Cigar Review: Gran Habano Azteca
So a few weeks ago on Twitter the person who handles the account for Gran Habano Cigars reached out to me and asked if I would like to be on a tasting panel for the pre-release of the Azteca which is their new Maduro. Having liked the cigars produced by them in the past I jumped on board. I smoked one the day they arrived and this is the 3rd one I am smoking. The good news is that I have been reaching for these cigars not letting them sit and dreading reviewing them.
The following is the information that Gran Habano sent out to retailers, “From the Americas to your palate comes the Gran Habano Azteca. Nestled in the San Andres valley of Vera Cruz Mexico, kissed by the sun, lays the oily goodness of the Double Maduro wrapper and binder that forms the body of the Azteca. Continuing our journey further south to round out this taste explosion of richness are the countries of Panama and Nicaragua, who proudly supplied this cigar with its smooth burning fillers. As fierce as an Aztec warrior is the flavor of this complex cigar. So if you fancy a tasty journey down Mexico way, and have an itch for the exotic tobaccos of Central America, then light up this globetrotting stick today!”
Cigar: Gran Habano Azteca
Size: 6 x 54 (Toro)
Wrapper: Mexico (San Andres Maduro)
Binder: Mexico (San Andres)
Filler: Panama & Nicaragua
Appearance and Construction (18/20): Being that this product is not yet out the samples I have received are without a band. The wrapper of the cigar is sweating oils and to me that is always a sign of good things to come. There are very few veins present and this well packed cigar is rolled exquisitely right down to its perfectly placed flat cap. The foot of the cigar has a slight sponginess to it and looks well packed with a nice bunching.

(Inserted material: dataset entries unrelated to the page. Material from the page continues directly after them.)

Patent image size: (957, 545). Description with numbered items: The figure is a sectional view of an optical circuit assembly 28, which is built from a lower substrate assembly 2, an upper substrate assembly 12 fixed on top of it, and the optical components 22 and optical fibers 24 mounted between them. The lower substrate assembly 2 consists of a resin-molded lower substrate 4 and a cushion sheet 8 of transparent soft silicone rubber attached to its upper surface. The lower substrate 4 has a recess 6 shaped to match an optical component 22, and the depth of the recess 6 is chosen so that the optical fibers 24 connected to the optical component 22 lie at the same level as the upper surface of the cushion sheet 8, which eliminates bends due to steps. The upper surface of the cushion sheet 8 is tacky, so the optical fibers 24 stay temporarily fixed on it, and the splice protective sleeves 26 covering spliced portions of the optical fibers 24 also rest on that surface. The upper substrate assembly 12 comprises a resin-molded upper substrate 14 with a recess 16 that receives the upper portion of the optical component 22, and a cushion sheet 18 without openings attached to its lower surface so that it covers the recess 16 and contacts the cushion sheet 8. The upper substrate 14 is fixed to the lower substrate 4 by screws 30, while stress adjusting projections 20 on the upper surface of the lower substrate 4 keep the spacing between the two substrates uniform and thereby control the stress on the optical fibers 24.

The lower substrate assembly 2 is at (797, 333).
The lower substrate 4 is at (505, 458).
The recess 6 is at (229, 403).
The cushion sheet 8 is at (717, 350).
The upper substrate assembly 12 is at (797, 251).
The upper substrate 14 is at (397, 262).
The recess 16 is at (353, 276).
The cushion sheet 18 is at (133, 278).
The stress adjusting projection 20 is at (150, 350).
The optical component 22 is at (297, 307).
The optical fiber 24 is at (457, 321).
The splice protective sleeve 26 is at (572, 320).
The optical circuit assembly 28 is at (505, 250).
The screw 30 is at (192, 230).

Flavor & Notes (27/30): The foot of the cigar offers a distinct note that I associate with the Rico family. While it is chocolate-esque it has something else added to it that I just label as a Rico trademark. The draw has a sweetness to it that reminds me of apricot nectar. Once lit the cigar reminds me of a classic Maduro. The first third offers notes of chocolate and wood with some spice through the nose. As we get near the second third of the cigar there is a faint sweetness remaining but the dominant notes here is leather and a mild spice. The final third of the cigar the notes of chocolate return with some spices and some coffee thrown in on the finish.
Smoking Characteristics (23/25): I had a case of butterfingers when I lit this cigar. I dropped it and and my heavy crystal ashtray landed right on top of it. The wrapper didn’t even suffer a blemish. The medium color ash was very strong where I only ashed twice during the 5+ inches that I smoked. The draw was a little bit tough during the lighting process but it opened right up as I smoked it. The burn line was slightly jagged but never once showed signs of getting out of control. Lastly, there was a lot of volume when it came to the smoke which is something I like in a cigar.
Overall (22/25): I am not really a fan of Mexican tobacco. For me I identify the tobacco with Te-Amo which I know is unfair. So needless to say I was shocked that I have enjoyed these samples as much as I did. The cigar isn’t a strong knock you on your ass cigar that Maduro smokes have become lately. Instead this is a throwback of sorts to what a Maduro should be. For that I give props to Gran Habano cigars for having the courage not to succumb to the trend that has over-taken the Maduro market.
Disclaimer: This cigar may or may not be the finished product. Gran Habano Cigars may tweak it a bit based upon feedback others provide. If all positive, the cigar should be out in April or May.